“I have zero problems with a female fighter pilot as it does not take great upper body strength to to be a fighter pilot.”
Flying the Tomcat took a substantial amount of upper body strength. Flying any fighter requires the strength to stand up to G forces.
“If she can meet the same standards”
She can’t. Ever. That’s why they have to lower standards to get women in the force. Even if women could meet standards, which they can’t, their mere presence creates problems that our fighting men shouldn’t have to deal with.
Neck strength alone should disqualify any woman.

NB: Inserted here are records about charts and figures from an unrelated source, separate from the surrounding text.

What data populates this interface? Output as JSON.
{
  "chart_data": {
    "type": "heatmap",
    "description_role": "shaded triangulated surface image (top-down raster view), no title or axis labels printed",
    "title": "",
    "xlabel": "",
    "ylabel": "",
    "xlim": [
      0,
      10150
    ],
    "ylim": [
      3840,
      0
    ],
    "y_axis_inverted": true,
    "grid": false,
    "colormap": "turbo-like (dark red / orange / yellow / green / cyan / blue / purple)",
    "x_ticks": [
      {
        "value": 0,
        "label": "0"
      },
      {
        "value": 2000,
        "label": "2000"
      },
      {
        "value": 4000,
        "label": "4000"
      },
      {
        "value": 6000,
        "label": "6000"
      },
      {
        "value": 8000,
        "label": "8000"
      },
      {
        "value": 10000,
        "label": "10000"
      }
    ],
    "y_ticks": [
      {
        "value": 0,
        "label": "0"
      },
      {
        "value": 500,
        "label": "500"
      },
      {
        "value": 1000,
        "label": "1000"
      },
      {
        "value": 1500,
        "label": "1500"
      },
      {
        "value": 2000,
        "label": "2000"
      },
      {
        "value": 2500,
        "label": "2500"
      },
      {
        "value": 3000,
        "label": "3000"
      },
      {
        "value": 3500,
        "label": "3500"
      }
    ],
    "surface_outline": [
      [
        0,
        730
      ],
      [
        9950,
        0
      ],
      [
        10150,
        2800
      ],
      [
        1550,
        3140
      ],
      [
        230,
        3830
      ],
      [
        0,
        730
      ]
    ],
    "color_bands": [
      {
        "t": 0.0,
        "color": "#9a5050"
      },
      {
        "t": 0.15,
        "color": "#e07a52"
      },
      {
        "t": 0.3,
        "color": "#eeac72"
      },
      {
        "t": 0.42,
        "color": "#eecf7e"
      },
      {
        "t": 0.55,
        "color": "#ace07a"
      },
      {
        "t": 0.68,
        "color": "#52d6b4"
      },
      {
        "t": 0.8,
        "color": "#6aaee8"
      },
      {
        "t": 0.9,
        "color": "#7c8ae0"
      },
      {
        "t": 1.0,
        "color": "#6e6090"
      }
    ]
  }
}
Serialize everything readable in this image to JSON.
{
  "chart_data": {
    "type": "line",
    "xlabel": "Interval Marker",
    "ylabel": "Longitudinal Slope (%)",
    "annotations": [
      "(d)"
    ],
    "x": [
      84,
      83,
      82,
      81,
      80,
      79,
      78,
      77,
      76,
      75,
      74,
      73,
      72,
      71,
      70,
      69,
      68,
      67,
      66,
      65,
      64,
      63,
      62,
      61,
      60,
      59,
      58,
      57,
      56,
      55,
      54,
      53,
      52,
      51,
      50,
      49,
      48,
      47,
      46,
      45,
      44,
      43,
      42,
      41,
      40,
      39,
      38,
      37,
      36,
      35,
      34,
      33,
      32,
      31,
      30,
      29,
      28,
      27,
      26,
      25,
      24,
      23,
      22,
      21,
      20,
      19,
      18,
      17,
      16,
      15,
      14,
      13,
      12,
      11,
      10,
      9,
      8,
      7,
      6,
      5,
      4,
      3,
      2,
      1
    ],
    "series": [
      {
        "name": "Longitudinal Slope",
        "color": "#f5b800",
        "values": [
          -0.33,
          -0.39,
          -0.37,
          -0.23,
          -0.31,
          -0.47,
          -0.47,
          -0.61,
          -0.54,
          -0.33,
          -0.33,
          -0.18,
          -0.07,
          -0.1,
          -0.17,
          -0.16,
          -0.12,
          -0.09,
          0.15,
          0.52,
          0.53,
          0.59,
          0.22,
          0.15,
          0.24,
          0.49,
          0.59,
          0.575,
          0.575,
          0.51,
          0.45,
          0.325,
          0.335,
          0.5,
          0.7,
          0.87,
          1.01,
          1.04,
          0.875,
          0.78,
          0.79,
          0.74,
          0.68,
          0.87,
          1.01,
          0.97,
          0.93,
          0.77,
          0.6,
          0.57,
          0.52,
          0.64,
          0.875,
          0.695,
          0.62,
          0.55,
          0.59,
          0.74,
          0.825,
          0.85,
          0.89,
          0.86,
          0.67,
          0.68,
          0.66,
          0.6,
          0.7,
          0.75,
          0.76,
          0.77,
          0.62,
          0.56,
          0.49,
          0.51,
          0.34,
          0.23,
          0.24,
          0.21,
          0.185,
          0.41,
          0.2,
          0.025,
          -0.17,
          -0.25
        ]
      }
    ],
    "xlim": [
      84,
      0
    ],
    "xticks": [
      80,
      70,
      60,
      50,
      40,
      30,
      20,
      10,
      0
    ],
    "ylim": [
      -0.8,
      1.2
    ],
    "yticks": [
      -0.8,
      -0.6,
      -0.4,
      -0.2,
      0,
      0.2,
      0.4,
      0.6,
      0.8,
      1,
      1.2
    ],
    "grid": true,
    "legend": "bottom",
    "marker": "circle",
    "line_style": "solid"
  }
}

Exactly. You said it far more concisely than I could. It is a fallacy to think that flying a fighter aircraft doesn’t take physical strength. As you seem to know, it does, and if you are in an engagement with another aircraft, that can be the difference.
I recall reading that in aerial combat, a pilot could tell if his adversary was tired or weakened by the way he flew his plane. There was a lack of crispness or control that was visually telling, and could be decisive.
As for the strength one needs to man a combat vessel, one need only read “Neptune’s Inferno” about the naval campaigns around the Solomon Islands in 1942. The physical strength of the men on a ship was often the only thing keeping it above the water. When all the fire mains have been shot out and you have to resort to buckets, upper body strength is everything. And that doesn’t even take into account having to remove men or ammunition from burning compartments to save their lives or the life of the ship.
People make this error of assuming that because the bridge of a ship and her weapons are all electronic, that physical strength is irrelevant and all one has to do is be able to read a computer screen and push buttons is absolutely ludicrous.